Distribution and Natural history. A nocturnal species, associated with granite boulders. Individuals emerge from the crevices and cracks in the rocks just after dusk and will retreat with the slightest disturbance. Mostly rupicolous in its habits but can be found on ground as well. Other lizard species found in the region are Hemidactylus gleadowi Murray, 1884 , Hemidactylus flaviviridis Rüppell, 1835 , Eutropis macularia ( Blyth, 1853) , Eutropis carinata ( Schneider, 1801) , Ophisops sp. , Ophisops agarwali Patel & Vyas, 2020 , Calotes vultuosus ( Harlan, 1825) , Psammophilus blanfordanus ( Stoliczka, 1871) and Sitana spinaecephalus Deepak, Vyas & Giri, 2016 . The type series was collected from Udhal Mahuda in Dahod district, Gujarat, India. The species was also observed at several other locations, especially in the hilly areas of Dahod district (Ratanmahal Wildlife Sanctuary, Pipargota, Devgadh Baria, Dhanpur), Panch Mahal district (Jambughoda Wildlife Sanctuary, Pavagadh, Richhya, Shivrajpur), and Chhota Udepur district (Kundal, Raypur, Makhaniyo Parvat, Pavijetpur). The species is likely to occur in the neighbouring state of Madhya Pradesh (Alirajpur district), which shares a similar biotope in its bordering region with Gujarat. These locations suggest that the species might be restricted to low to mid elevation hills (elevation range 200–750 m a.s.l.) of deciduous forests associated with granite boulders ( Fig. 7 View FIGURE 7 ). The entire area is situated at the western end of the Vindhya (=Vindhyachal) hills range, north of the river Narmada. The area is covered with grass, shrubs, and large deciduous trees that include, Timru / Tendu ( Diospyros melanoxylon ), Charoli ( Buchanania lanzan ), Sadad ( Terminalia crenulate), Mahudo ( Madhuca indica ), Teak ( Tectona grandis ) with scattered Bamboo ( Bambusa arundinacea / Dendrocalamus strictus ). The entire forest area is of the Southern Tropical Dry Deciduous type, further classified into four sub-types, i.e. 5A/C 1b dry teak forest, 5A/C 2 southern dry mixed deciduous forest, 5/E 9 dry bamboo brakes, and 3B/C 2 southern moist mixed deciduous forest ( Champion & Seth 1968).

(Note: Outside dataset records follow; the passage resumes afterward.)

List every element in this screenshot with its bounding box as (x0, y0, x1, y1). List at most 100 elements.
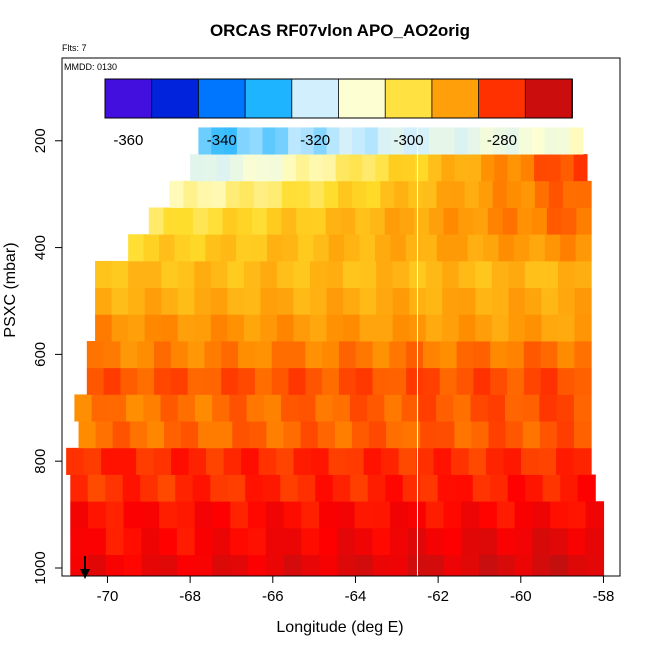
heat-cell (514, 527, 533, 556)
heat-cell (118, 447, 137, 475)
heat-cell (478, 180, 494, 208)
heat-cell (421, 234, 438, 262)
heat-cell (101, 447, 120, 475)
heat-cell (473, 341, 491, 369)
heat-cell (310, 180, 325, 208)
heat-cell (392, 260, 410, 289)
heat-cell (507, 341, 525, 369)
heat-cell (159, 501, 178, 529)
heat-cell (556, 447, 575, 475)
x-tick-label: -60 (510, 588, 532, 605)
heat-cell (281, 394, 299, 422)
heat-cell (338, 341, 357, 369)
heat-cell (315, 474, 334, 502)
heat-cell (301, 554, 320, 576)
heat-cell (376, 287, 394, 315)
heat-cell (350, 474, 369, 502)
heat-cell (585, 554, 605, 576)
heat-cell (105, 554, 125, 576)
heat-cell (227, 260, 245, 289)
heat-cell (141, 554, 160, 576)
heatmap (66, 127, 605, 576)
heat-cell (210, 474, 229, 502)
heat-cell (529, 234, 546, 262)
heat-cell (491, 260, 509, 289)
x-axis: -70 -68 -66 -64 -62 -60 -58 (97, 576, 614, 605)
heat-cell (178, 207, 194, 235)
heat-cell (480, 127, 494, 155)
heat-cell (532, 554, 551, 576)
heat-cell (557, 341, 575, 369)
heat-cell (443, 501, 462, 529)
heat-cell (458, 207, 474, 235)
heat-cell (144, 314, 162, 342)
x-tick-label: -66 (262, 588, 284, 605)
heat-cell (355, 341, 374, 369)
heat-cell (368, 421, 387, 449)
heat-cell (227, 314, 245, 342)
heat-cell (281, 207, 297, 235)
colorbar-cell (104, 78, 153, 119)
heat-cell (143, 234, 160, 262)
colorbar-tick-label: -280 (487, 132, 517, 149)
heat-cell (349, 394, 368, 422)
heat-cell (301, 501, 320, 529)
heat-cell (496, 527, 516, 556)
colorbar-frame (104, 78, 573, 119)
heat-cell (366, 180, 381, 208)
heat-cell (293, 447, 312, 475)
heat-cell (548, 180, 564, 208)
heat-cell (402, 474, 421, 502)
heat-cell (344, 234, 361, 262)
heat-cell (425, 260, 443, 289)
colorbar-cell (524, 78, 573, 119)
heat-cell (364, 127, 379, 155)
heat-cell (539, 421, 558, 449)
heat-cell (229, 154, 244, 182)
heat-cell (169, 180, 185, 208)
heat-cell (514, 501, 533, 529)
heat-cell (491, 314, 509, 342)
heat-cell (211, 180, 227, 208)
heat-cell (212, 501, 231, 529)
heat-cell (111, 287, 129, 315)
heat-cell (336, 527, 356, 556)
heat-cell (575, 234, 592, 262)
heat-cell (282, 154, 297, 182)
heat-cell (544, 127, 558, 155)
heat-cell (216, 154, 231, 182)
heat-cell (464, 180, 480, 208)
heat-cell (547, 154, 562, 182)
heat-cell (258, 447, 277, 475)
heat-cell (486, 447, 505, 475)
heat-cell (322, 154, 337, 182)
heat-cell (390, 527, 409, 556)
heat-cell (293, 287, 311, 315)
heat-cell (95, 314, 113, 342)
heat-cell (78, 421, 97, 449)
heat-cell (363, 447, 382, 475)
heat-cell (376, 260, 394, 289)
heat-cell (425, 527, 445, 556)
heat-cell (282, 234, 299, 262)
heat-cell (436, 180, 452, 208)
heat-cell (494, 154, 509, 182)
flights-label: Flts: 7 (62, 43, 87, 53)
heat-cell (550, 527, 569, 556)
heat-cell (238, 367, 256, 395)
heat-cell (538, 447, 557, 475)
heat-cell (506, 180, 522, 208)
heat-cell (556, 421, 575, 449)
heat-cell (66, 447, 85, 475)
heat-cell (88, 501, 107, 529)
heat-cell (479, 527, 498, 556)
heat-cell (176, 554, 196, 576)
heat-cell (248, 501, 267, 529)
heat-cell (288, 367, 306, 395)
heat-cell (265, 554, 285, 576)
heat-cell (467, 234, 484, 262)
heat-cell (295, 180, 311, 208)
heat-cell (198, 421, 216, 449)
heat-cell (298, 394, 317, 422)
heat-cell (394, 180, 409, 208)
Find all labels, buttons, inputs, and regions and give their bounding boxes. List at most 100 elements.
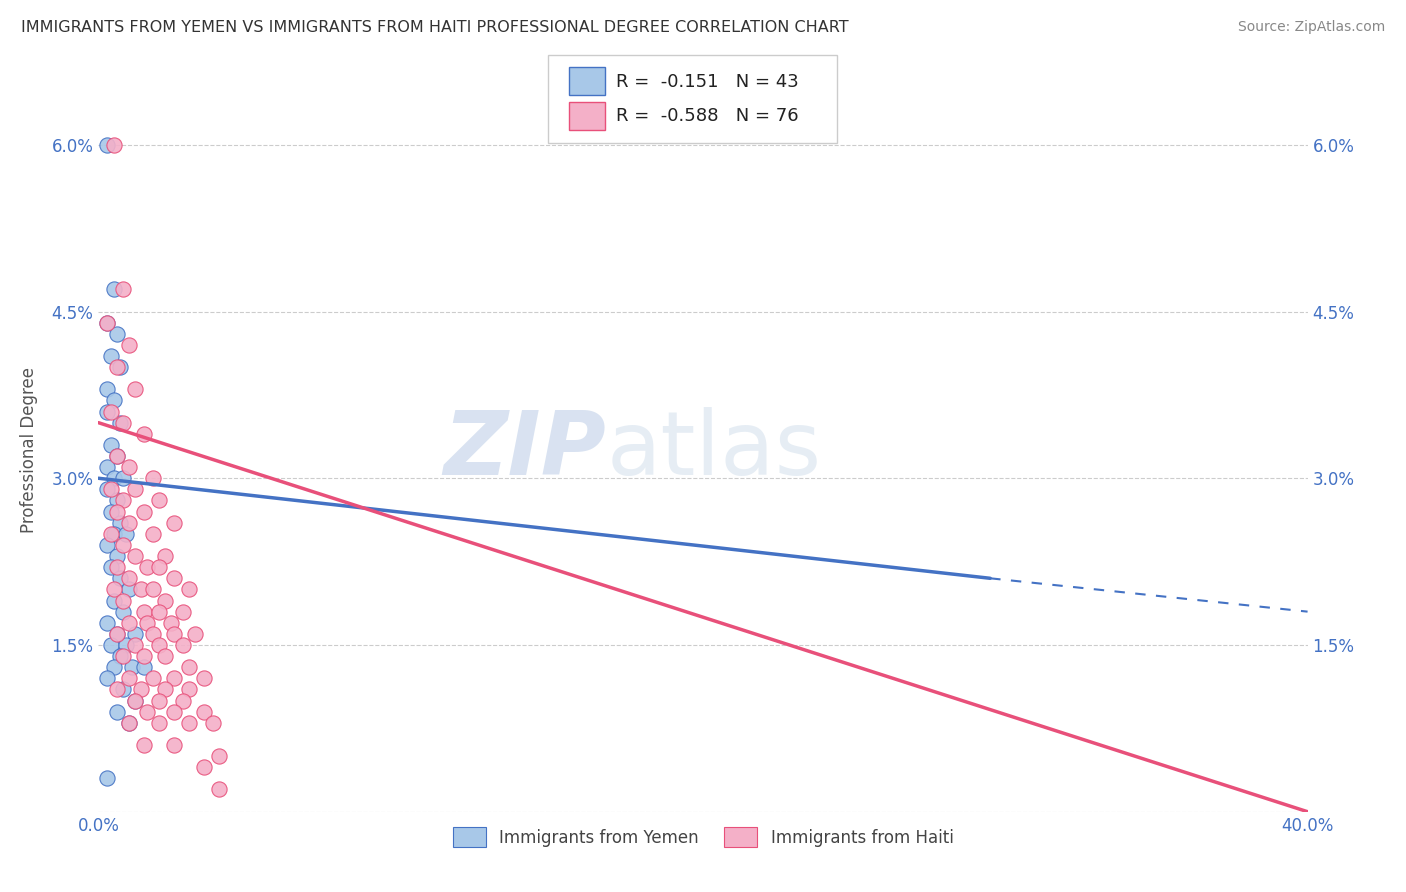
Point: [111, 682, 134, 697]
Point: [148, 715, 170, 730]
Point: [105, 505, 128, 519]
Point: [132, 738, 155, 752]
Point: [132, 649, 155, 664]
Point: [108, 571, 131, 585]
Point: [208, 749, 231, 764]
Point: [193, 705, 215, 719]
Point: [96, 137, 118, 152]
Point: [105, 326, 128, 341]
Point: [105, 493, 128, 508]
Point: [153, 649, 176, 664]
Point: [96, 316, 118, 330]
Text: IMMIGRANTS FROM YEMEN VS IMMIGRANTS FROM HAITI PROFESSIONAL DEGREE CORRELATION C: IMMIGRANTS FROM YEMEN VS IMMIGRANTS FROM…: [21, 20, 849, 35]
Point: [118, 582, 141, 597]
Point: [96, 615, 118, 630]
Point: [96, 404, 118, 418]
Point: [118, 671, 141, 685]
Point: [105, 705, 128, 719]
Point: [105, 627, 128, 641]
Point: [132, 660, 155, 674]
Point: [118, 460, 141, 475]
Point: [96, 671, 118, 685]
Point: [153, 549, 176, 563]
Point: [124, 483, 146, 497]
Point: [163, 627, 186, 641]
Y-axis label: Professional Degree: Professional Degree: [20, 368, 38, 533]
Point: [108, 416, 131, 430]
Point: [148, 493, 170, 508]
Point: [111, 282, 134, 296]
Point: [118, 338, 141, 352]
Point: [96, 538, 118, 552]
Point: [121, 660, 143, 674]
Point: [193, 671, 215, 685]
Point: [111, 493, 134, 508]
Point: [135, 560, 157, 574]
Point: [172, 638, 194, 652]
Point: [100, 505, 122, 519]
Point: [118, 571, 141, 585]
Point: [163, 671, 186, 685]
Point: [96, 483, 118, 497]
Point: [111, 538, 134, 552]
Point: [153, 682, 176, 697]
Point: [148, 560, 170, 574]
Point: [124, 627, 146, 641]
Point: [103, 471, 125, 485]
Point: [103, 137, 125, 152]
Point: [103, 593, 125, 607]
Point: [142, 627, 165, 641]
Point: [142, 582, 165, 597]
Point: [100, 349, 122, 363]
Point: [179, 582, 201, 597]
Point: [100, 560, 122, 574]
Point: [129, 682, 152, 697]
Point: [148, 693, 170, 707]
Point: [132, 505, 155, 519]
Point: [163, 571, 186, 585]
Point: [96, 316, 118, 330]
Point: [96, 460, 118, 475]
Point: [124, 693, 146, 707]
Point: [124, 638, 146, 652]
Point: [111, 605, 134, 619]
Point: [179, 682, 201, 697]
Point: [111, 471, 134, 485]
Point: [124, 693, 146, 707]
Text: R =  -0.588   N = 76: R = -0.588 N = 76: [616, 107, 799, 125]
Point: [129, 582, 152, 597]
Point: [111, 416, 134, 430]
Point: [153, 593, 176, 607]
Text: atlas: atlas: [606, 407, 821, 494]
Point: [100, 438, 122, 452]
Point: [108, 360, 131, 375]
Point: [193, 760, 215, 774]
Point: [142, 671, 165, 685]
Text: Source: ZipAtlas.com: Source: ZipAtlas.com: [1237, 20, 1385, 34]
Point: [142, 526, 165, 541]
Point: [105, 560, 128, 574]
Point: [179, 715, 201, 730]
Point: [103, 393, 125, 408]
Point: [179, 660, 201, 674]
Point: [105, 682, 128, 697]
Legend: Immigrants from Yemen, Immigrants from Haiti: Immigrants from Yemen, Immigrants from H…: [446, 821, 960, 854]
Point: [105, 549, 128, 563]
Point: [105, 360, 128, 375]
Point: [118, 516, 141, 530]
Point: [96, 382, 118, 396]
Text: ZIP: ZIP: [443, 407, 606, 494]
Point: [135, 615, 157, 630]
Point: [142, 471, 165, 485]
Point: [124, 382, 146, 396]
Point: [114, 526, 136, 541]
Point: [100, 404, 122, 418]
Text: R =  -0.151   N = 43: R = -0.151 N = 43: [616, 73, 799, 91]
Point: [148, 638, 170, 652]
Point: [103, 526, 125, 541]
Point: [114, 638, 136, 652]
Point: [103, 660, 125, 674]
Point: [96, 772, 118, 786]
Point: [135, 705, 157, 719]
Point: [172, 693, 194, 707]
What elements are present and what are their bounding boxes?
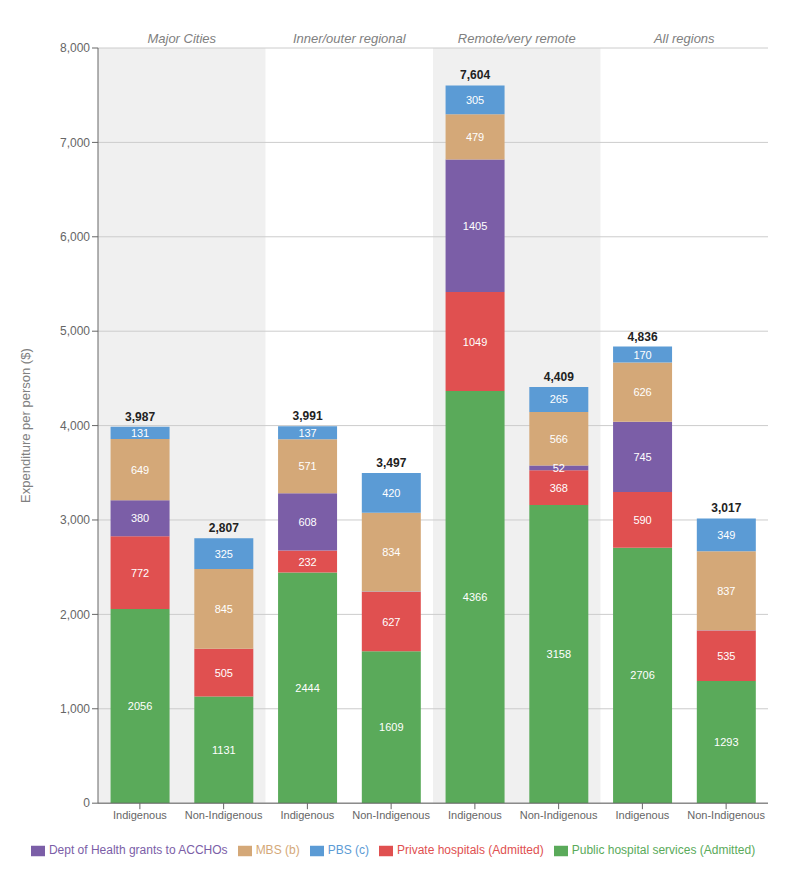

A number of gravid females were observed during the months of March-April, and young and juveniles were noted at the end of April to June, which indicates that the breeding season is prior to monsoon. Keretophagy behaviors were observed in the species ( Vyas 2019).

Conservation status: This gecko is very common in certain pockets, especially areas of low-hight hills of large granite boulders covered with spare vegetation /degraded forests.